GLASS Partitas for Solo Cello

Record and Artist Details

Composer or Director: Philip Glass

Genre:

Instrumental

Label: Orange Mountain Music

Media Format: CD or Download

Media Runtime: 69

Mastering:

DDD

Catalogue Number: OMM0117

OMM0117. GLASS Partitas for Solo Cello

Tracks:

Composition Artist Credit
Solo Cello Partita No 1, 'Songs & Poems' Philip Glass, Composer
Matt Haimovitz, Cello
Philip Glass, Composer
Solo Cello Partita No 2 Philip Glass, Composer
Matt Haimovitz, Cello
Philip Glass, Composer
Book of Longing, Movement: The Paris Sky Philip Glass, Composer
Matt Haimovitz, Cello
Philip Glass, Composer
(The) Secret Agent Philip Glass, Composer
Matt Haimovitz, Cello
Philip Glass, Composer
From listening to the Brandenburg Concertos in his father’s record store as a young boy to strict lessons in fugal counterpoint with Nadia Boulanger in Paris in his mid-twenties, Bach has never been far away from Glass’s musical world view. He recently paid Bach the ultimate compliment, saying: ‘He articulated the language of music in the most complete, rich and complex form that any single person has been able to do.’
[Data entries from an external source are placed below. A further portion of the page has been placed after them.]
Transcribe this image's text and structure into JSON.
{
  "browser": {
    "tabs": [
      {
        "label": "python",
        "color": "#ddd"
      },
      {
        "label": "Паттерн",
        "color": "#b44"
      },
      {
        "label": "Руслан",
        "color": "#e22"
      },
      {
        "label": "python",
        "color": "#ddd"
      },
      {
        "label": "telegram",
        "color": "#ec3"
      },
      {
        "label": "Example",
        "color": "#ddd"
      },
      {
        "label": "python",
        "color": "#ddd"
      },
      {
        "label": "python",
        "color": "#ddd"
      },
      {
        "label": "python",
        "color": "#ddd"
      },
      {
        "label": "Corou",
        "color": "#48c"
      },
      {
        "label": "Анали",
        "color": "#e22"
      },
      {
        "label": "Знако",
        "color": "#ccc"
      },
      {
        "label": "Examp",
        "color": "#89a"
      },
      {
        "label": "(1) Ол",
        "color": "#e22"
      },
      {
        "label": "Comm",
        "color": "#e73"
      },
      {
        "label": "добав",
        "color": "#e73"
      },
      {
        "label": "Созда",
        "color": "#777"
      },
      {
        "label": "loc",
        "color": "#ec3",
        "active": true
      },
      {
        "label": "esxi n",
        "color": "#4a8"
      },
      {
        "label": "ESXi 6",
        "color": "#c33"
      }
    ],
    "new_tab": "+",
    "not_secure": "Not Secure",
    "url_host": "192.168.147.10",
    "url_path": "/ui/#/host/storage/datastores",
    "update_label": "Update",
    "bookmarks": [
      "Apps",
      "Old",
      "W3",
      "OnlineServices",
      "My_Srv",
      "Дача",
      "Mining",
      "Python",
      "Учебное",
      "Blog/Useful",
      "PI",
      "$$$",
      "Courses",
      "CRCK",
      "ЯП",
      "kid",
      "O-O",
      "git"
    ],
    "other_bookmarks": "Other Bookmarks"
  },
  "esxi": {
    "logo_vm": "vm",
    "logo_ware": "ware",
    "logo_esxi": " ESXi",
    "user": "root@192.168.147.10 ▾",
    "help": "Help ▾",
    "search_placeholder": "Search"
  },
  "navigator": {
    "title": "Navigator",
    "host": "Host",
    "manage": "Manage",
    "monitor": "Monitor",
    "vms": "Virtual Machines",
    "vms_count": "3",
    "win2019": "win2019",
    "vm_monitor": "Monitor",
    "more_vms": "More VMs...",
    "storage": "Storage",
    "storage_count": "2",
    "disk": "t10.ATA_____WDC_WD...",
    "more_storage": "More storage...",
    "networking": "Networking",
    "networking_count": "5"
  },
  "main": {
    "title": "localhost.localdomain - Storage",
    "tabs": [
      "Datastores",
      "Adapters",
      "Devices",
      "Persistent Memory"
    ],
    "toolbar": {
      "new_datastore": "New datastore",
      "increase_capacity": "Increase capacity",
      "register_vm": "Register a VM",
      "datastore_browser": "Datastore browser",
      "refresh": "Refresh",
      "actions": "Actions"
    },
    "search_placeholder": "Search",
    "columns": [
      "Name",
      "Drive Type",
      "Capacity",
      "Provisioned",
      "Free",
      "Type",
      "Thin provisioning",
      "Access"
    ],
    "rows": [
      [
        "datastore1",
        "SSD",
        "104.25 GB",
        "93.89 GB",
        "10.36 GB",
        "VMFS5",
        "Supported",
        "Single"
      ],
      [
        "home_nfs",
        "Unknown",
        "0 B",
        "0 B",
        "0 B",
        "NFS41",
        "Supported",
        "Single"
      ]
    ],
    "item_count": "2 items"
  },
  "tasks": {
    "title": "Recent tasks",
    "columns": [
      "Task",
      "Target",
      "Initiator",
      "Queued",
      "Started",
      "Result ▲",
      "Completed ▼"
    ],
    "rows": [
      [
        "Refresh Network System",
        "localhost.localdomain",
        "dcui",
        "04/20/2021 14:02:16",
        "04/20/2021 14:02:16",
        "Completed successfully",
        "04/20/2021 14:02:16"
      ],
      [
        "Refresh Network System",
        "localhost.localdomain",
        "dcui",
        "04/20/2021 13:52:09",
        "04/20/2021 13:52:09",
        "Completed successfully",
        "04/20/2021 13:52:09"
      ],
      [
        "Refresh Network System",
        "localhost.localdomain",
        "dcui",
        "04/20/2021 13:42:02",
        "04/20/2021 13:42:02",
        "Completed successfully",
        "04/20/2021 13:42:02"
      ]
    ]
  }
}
While Bach’s influence may not be immediately apparent in early Glass, it can be heard in more recent works such as the sets of Partitas for solo violin and cello. The catalyst was singer-songwriter and poet Leonard Cohen, with whom Glass worked on the song-cycle Book of Longing in 2006 (from which ‘The Paris Sky’, included here, is taken). Cohen’s pared-down, epigrammatic and occasionally bleak poetry provided Glass with a new expressive palette, and out poured a series of dark, melancholic works for solo strings that – other than the occasional outburst – inhabit a world suffused with intense solipsistic introspection.

This new style appears to have arrived fully formed, with Glass commenting that he composed the Partitas ‘almost … from memory’. However, there’s a danger of slipping into automatic-pilot mode. Much of what appears in Partita No 2 is modelled on the First, as a brief comparison between the opening section of both final movements will show. Certainly the more interesting moments are found in movements that successfully explore the cello’s range and colouristic potential, such as the fifth in Partita No 1 (with its Für Elise-style D-C sharp-D-C sharp-D figure), and the third in Partita No 2. The first set (subtitled Songs & Poems) remains the most compelling of the two, however.

Cellist Matt Haimovitz’s controlled performance and deep, resonant sound possess plenty of weight and depth but occasionally lack the edgy nervousness and hollowed-out intensity that belong to Wendy Sutter’s brilliant 2008 recording of Partita No 1.